Daxiong a créé "Hong Kong résiste", écrit en chinois sur l'une de ses nombreuses affiches. Ce slogan est devenu populaire auprès des foules de manifestants, dont la chanteuse pop Denise Ho, qui agitent les images colorées en répétant "Hong Kong résiste", pour demander le retrait total du projet de loi. "Ils ont tous tenu mon travail en main et ont scandé les mots de l'affiche. J'ai senti que j'avais un impact sur leur expression et leur orientation", a déclaré Daxiong. "Cela me rappelle d'être plus prudent dans mes mots et de ne pas les mettre en danger. Les messages que je délivre doivent être très positifs. Les adultes sont mûrs, mais rusés, désinvoltes et astucieux", a-t-il déclaré. "Les jeunes sont pleins d'esprit, ils ont des idéaux et une quête de la beauté dans le monde". Le style et l'imagerie des étudiants insurgés actuels de Hong Kong, formés à des programmes informatiques comme Photoshop, sont hautement qualifiés et perspicaces en matière de design.

Les manifestants se rassemblent pour participer à une marche vers la gare de West Kowloon, où des trains à grande vitesse partent pour la Chine continentale, lors d'une manifestation contre un projet de loi d'extradition à Hong Kong le 7 juillet 2019.Hong Kong a été secouée par un mois d'énormes manifestations pacifiques ainsi que par une série d'affrontements violents entre jeunes, provoqués par une proposition de loi qui aurait permis les extraditions vers le continent


Dan Garrett, politologue vivant à Hong Kong depuis deux décennies et photographe de manifestations qui a documenté plus de 600 manifestations, a écrit le livre : "La résistance contre-hégémonique à Hong Kong en Chine : Visualisation de la protestation dans la ville". Il a observé que les concepteurs s'inspirent de nombreuses influences de différents styles artistiques pour leurs images d'affiches. Il s'agit notamment des mangas japonais, des bandes dessinées de super-héros merveilleux, des affiches de films hollywoodiens, notant à quel point les genres dystopiques et anti-autoritaires trouvent une réelle résonance chez les manifestants.

La série de films Kill Bill de Quentin Tarantino a inspiré cette affiche pleine d'esprit qui remplace Uma Thurman par Carrie Lam.


L'humour, les jeux de mots créatifs, l'argot cantonais, la référence à la musique locale, la culture pop mondiale et la publicité se retrouvent également dans l'imagerie des affiches de protestation. "Beaucoup de gens tiennent à leurs sentiments, c'est pourquoi certaines de ces illustrations peuvent leur apporter un soulagement émotionnel", explique Arto, un satiriste dont les dessins animés sont très populaires. "Combattre le ridicule avec humour est probablement plus efficace que de mener une guerre d'opinion publique", a-t-il déclaré à Time Magazine. L’histoire de l'art et l’histoire de la protestation regorgent d'exemples de triomphe de l'humanité sur la brutalité au moyen de l'art.

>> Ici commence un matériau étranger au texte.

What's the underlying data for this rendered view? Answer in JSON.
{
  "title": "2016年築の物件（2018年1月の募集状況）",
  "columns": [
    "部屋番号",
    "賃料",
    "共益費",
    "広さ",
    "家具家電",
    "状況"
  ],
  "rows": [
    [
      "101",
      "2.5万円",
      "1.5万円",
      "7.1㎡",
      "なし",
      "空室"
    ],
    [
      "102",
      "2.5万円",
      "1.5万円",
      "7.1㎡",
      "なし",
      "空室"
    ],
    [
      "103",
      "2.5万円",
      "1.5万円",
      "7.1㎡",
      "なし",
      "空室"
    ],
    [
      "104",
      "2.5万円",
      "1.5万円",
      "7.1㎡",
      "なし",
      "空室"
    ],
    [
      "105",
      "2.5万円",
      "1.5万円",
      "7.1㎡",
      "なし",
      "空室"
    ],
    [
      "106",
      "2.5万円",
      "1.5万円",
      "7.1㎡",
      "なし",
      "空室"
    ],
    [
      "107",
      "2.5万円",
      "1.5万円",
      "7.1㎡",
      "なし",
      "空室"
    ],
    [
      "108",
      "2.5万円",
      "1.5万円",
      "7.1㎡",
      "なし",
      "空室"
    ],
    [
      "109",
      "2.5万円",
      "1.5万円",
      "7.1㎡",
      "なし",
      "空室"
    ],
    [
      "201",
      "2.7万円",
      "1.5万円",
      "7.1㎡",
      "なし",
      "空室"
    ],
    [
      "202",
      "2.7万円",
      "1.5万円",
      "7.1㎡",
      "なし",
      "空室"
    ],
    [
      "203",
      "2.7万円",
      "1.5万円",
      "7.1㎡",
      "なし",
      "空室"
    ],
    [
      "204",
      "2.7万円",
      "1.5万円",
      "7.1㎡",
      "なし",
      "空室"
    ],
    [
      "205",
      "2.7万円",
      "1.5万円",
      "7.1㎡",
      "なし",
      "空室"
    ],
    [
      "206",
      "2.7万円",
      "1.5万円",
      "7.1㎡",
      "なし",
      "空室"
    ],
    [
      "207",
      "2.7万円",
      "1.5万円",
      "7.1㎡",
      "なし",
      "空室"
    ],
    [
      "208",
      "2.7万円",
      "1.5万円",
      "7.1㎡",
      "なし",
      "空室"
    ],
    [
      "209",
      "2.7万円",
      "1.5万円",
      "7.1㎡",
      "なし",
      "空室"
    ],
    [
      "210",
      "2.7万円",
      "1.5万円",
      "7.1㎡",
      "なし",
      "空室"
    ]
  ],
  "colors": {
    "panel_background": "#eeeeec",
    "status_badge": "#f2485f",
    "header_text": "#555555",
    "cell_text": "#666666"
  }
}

Des artistes de toutes sortes, compositeurs, écrivains, peintres et cinéastes, ont insufflé à leurs œuvres des graines de foi, de courage et de liberté, espérant qu'elles puissent prendre racine et se répandre. Du commentaire du peintre Goya sur les injustices sociales dans son pays natal, l'Espagne, au compositeur italien Giuseppe Verdi, qui a bien compris les limites de la liberté et a utilisé ses opéras populaires comme un outil politique.


Ou Ben Shahn qui a contribué à attirer l'attention du monde sur le massacre par les nazis d'un petit village tchèque - une atrocité si choquante qu'elle a galvanisé les Alliés contre l'Allemagne - grâce à la puissance de la gravure.

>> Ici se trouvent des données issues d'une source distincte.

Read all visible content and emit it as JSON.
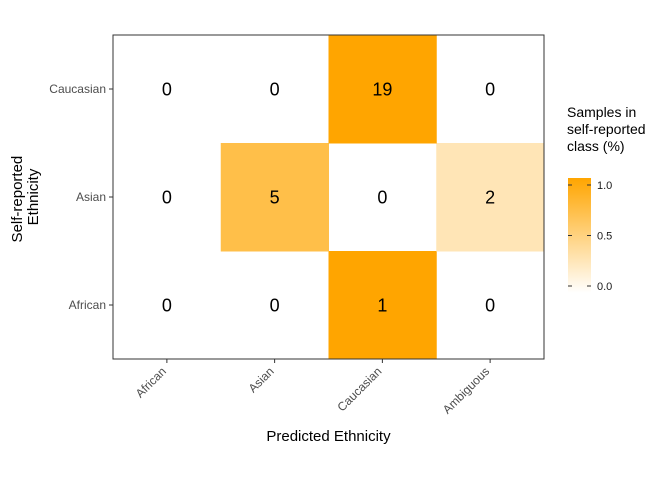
{
  "chart_data": {
    "type": "heatmap",
    "xlabel": "Predicted Ethnicity",
    "ylabel": [
      "Self-reported",
      "Ethnicity"
    ],
    "x_categories": [
      "African",
      "Asian",
      "Caucasian",
      "Ambiguous"
    ],
    "y_categories": [
      "African",
      "Asian",
      "Caucasian"
    ],
    "counts": [
      [
        0,
        0,
        1,
        0
      ],
      [
        0,
        5,
        0,
        2
      ],
      [
        0,
        0,
        19,
        0
      ]
    ],
    "fractions": [
      [
        0,
        0,
        1.0,
        0
      ],
      [
        0,
        0.714,
        0,
        0.286
      ],
      [
        0,
        0,
        1.0,
        0
      ]
    ],
    "legend": {
      "title": [
        "Samples in",
        "self-reported",
        "class (%)"
      ],
      "ticks": [
        "0.0",
        "0.5",
        "1.0"
      ],
      "tick_values": [
        0,
        0.5,
        1.0
      ],
      "range": [
        0,
        1
      ]
    },
    "colors": {
      "low": "#ffffff",
      "high": "#ffa500",
      "border": "#333333"
    }
  }
}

La Neuvième symphonie de Beethoven a été utilisée dans le monde entier pour évoquer le thème de la fraternité depuis sa création à Vienne en mai 1824. D'après un poème de Friedrich Schiller, l'"Ode à la joie" (1785), les célèbres paroles de Schiller affirment que "dans une nouvelle ère, les anciennes manières ne diviseront plus les gens et que tous les hommes deviendront frères".

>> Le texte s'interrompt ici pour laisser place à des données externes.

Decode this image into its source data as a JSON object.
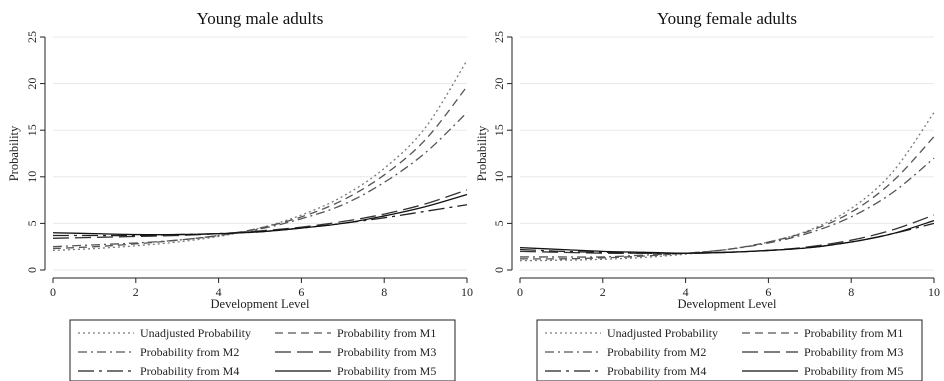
{
  "chart_data": [
    {
      "type": "line",
      "title": "Young male adults",
      "xlabel": "Development Level",
      "ylabel": "Probability",
      "xlim": [
        0,
        10
      ],
      "ylim": [
        0,
        25
      ],
      "xticks": [
        0,
        2,
        4,
        6,
        8,
        10
      ],
      "yticks": [
        0,
        5,
        10,
        15,
        20,
        25
      ],
      "grid": true,
      "legend_position": "bottom",
      "x": [
        0,
        1,
        2,
        3,
        4,
        5,
        6,
        7,
        8,
        9,
        10
      ],
      "series": [
        {
          "name": "Unadjusted Probability",
          "style": "dot",
          "color": "#7a7a7a",
          "values": [
            2.1,
            2.3,
            2.6,
            3.0,
            3.6,
            4.5,
            5.9,
            7.9,
            10.9,
            15.3,
            22.5
          ]
        },
        {
          "name": "Probability from M1",
          "style": "dash",
          "color": "#555555",
          "values": [
            2.3,
            2.5,
            2.8,
            3.2,
            3.7,
            4.5,
            5.7,
            7.5,
            10.2,
            14.0,
            19.7
          ]
        },
        {
          "name": "Probability from M2",
          "style": "dashdot",
          "color": "#555555",
          "values": [
            2.5,
            2.7,
            2.9,
            3.2,
            3.7,
            4.4,
            5.5,
            7.0,
            9.4,
            12.6,
            16.9
          ]
        },
        {
          "name": "Probability from M3",
          "style": "longdash",
          "color": "#333333",
          "values": [
            3.4,
            3.5,
            3.6,
            3.7,
            3.9,
            4.2,
            4.6,
            5.2,
            6.0,
            7.1,
            8.6
          ]
        },
        {
          "name": "Probability from M4",
          "style": "longdashdot",
          "color": "#222222",
          "values": [
            3.7,
            3.7,
            3.7,
            3.8,
            3.9,
            4.1,
            4.5,
            5.0,
            5.6,
            6.3,
            7.0
          ]
        },
        {
          "name": "Probability from M5",
          "style": "solid",
          "color": "#111111",
          "values": [
            4.0,
            3.9,
            3.8,
            3.8,
            3.9,
            4.1,
            4.5,
            5.0,
            5.8,
            6.8,
            8.1
          ]
        }
      ]
    },
    {
      "type": "line",
      "title": "Young female adults",
      "xlabel": "Development Level",
      "ylabel": "Probability",
      "xlim": [
        0,
        10
      ],
      "ylim": [
        0,
        25
      ],
      "xticks": [
        0,
        2,
        4,
        6,
        8,
        10
      ],
      "yticks": [
        0,
        5,
        10,
        15,
        20,
        25
      ],
      "grid": true,
      "legend_position": "bottom",
      "x": [
        0,
        1,
        2,
        3,
        4,
        5,
        6,
        7,
        8,
        9,
        10
      ],
      "series": [
        {
          "name": "Unadjusted Probability",
          "style": "dot",
          "color": "#7a7a7a",
          "values": [
            1.0,
            1.05,
            1.15,
            1.35,
            1.7,
            2.2,
            3.0,
            4.3,
            6.6,
            10.5,
            16.9
          ]
        },
        {
          "name": "Probability from M1",
          "style": "dash",
          "color": "#555555",
          "values": [
            1.2,
            1.2,
            1.3,
            1.5,
            1.8,
            2.2,
            3.0,
            4.2,
            6.2,
            9.5,
            14.3
          ]
        },
        {
          "name": "Probability from M2",
          "style": "dashdot",
          "color": "#555555",
          "values": [
            1.4,
            1.4,
            1.4,
            1.6,
            1.8,
            2.2,
            2.9,
            4.0,
            5.7,
            8.3,
            12.0
          ]
        },
        {
          "name": "Probability from M3",
          "style": "longdash",
          "color": "#333333",
          "values": [
            2.0,
            1.9,
            1.8,
            1.8,
            1.8,
            1.9,
            2.1,
            2.5,
            3.2,
            4.3,
            5.9
          ]
        },
        {
          "name": "Probability from M4",
          "style": "longdashdot",
          "color": "#222222",
          "values": [
            2.2,
            2.0,
            1.9,
            1.8,
            1.8,
            1.9,
            2.1,
            2.4,
            3.0,
            3.9,
            5.0
          ]
        },
        {
          "name": "Probability from M5",
          "style": "solid",
          "color": "#111111",
          "values": [
            2.4,
            2.2,
            2.0,
            1.9,
            1.8,
            1.9,
            2.1,
            2.4,
            3.0,
            3.9,
            5.3
          ]
        }
      ]
    }
  ]
}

Lorsque le mur de Berlin est tombé en 1989, Léonard Bernstein a interprété la Neuvième de Beethoven comme une "Ode à la liberté" des deux côtés du mur. Au Chili, les femmes ont chanté l'"Hymne à la joie" à l'extérieur des prisons de torture, où celles qui y étaient enfermées ont entendu le chœur de rue leur offrant à la fois des bras ouverts et de l'espoir.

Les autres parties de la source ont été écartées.